Era un anciano maestro.
En su mirada siempre había un reconfortante destello de paz permanente.
Sólo tenía un discípulo, al que paulatinamente iba impartiendo enseñanzas místicas.
El cielo se había teñido de una hermosa tonalidad naranja-oro, cuando el maestro se dirigió al discípulo y le dijo:
–Querido mío, mi muy querido, acércate al cementerio y, una vez allí, con toda la fuerza de tus pulmones, comienza a gritar toda clase de halagos a los muertos.
El discípulo caminó hasta un cementerio cercano.
Sólo existía silencio en ese lugar.
Quebró la apacible atmósfera del lugar gritando toda clase de elogios y hermosas palabras a los muertos.

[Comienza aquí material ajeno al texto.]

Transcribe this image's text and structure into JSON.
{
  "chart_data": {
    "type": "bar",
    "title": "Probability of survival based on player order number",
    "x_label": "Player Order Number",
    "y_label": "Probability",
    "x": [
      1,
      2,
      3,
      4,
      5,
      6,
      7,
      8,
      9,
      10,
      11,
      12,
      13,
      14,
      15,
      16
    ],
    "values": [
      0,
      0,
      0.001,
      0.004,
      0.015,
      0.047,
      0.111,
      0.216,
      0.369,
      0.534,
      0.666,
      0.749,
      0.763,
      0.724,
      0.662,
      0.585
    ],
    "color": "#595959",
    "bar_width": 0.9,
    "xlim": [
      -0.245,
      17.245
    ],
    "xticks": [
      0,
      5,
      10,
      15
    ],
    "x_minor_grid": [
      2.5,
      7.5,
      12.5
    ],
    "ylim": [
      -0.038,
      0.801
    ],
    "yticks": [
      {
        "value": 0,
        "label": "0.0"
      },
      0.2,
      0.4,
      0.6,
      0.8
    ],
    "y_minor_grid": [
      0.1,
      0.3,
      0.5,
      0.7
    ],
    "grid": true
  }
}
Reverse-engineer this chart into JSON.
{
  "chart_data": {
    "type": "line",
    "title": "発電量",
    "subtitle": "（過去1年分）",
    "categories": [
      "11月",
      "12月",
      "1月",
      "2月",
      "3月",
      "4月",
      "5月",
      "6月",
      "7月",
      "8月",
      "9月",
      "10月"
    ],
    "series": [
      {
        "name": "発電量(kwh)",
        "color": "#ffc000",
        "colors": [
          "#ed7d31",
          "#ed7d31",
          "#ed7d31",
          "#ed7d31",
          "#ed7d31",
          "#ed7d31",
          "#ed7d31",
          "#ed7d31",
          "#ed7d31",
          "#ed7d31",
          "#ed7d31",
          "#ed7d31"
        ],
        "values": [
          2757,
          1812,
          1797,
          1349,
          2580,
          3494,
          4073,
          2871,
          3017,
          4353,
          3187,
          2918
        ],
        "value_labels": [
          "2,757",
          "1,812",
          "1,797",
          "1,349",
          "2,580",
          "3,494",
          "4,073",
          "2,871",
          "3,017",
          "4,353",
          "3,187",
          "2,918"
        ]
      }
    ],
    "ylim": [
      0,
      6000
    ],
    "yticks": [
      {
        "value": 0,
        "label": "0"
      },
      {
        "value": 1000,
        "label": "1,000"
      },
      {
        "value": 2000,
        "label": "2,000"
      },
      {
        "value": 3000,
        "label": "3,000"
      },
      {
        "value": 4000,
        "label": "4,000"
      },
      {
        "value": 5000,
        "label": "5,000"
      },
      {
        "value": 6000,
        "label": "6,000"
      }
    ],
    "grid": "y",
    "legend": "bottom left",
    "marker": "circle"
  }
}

–¿Qué te respondieron los muertos? -preguntó el maestro.
–Nada, no dijeron nada.
–En ese caso, mi muy querido amigo, vuelve al cementerio y lanza toda suerte de insultos a los muertos.
El discípulo regresó hasta el cementerio.
Una vez más, a pleno pulmón, comenzó a soltar toda clase de improperios contra los muertos.
Después de unos minutos, volvió junto al maestro, que le preguntó:
–¿Qué te han respondido los muertos?
–De nuevo nada, no dijeron nada.
Entonces el maestro dijo:
–Así debes ser tú: indiferente, tan indiferente como un muerto, tanto a los halagos como a los insultos.
"Quien hoy te halaga, mañana puede insultarte y quien hoy te insulta, mañana te puede halagar.
No seas como una hoja a merced del viento de los halagos e insultos.
Permanece siempre en ti mismo, más allá de unos y de otros".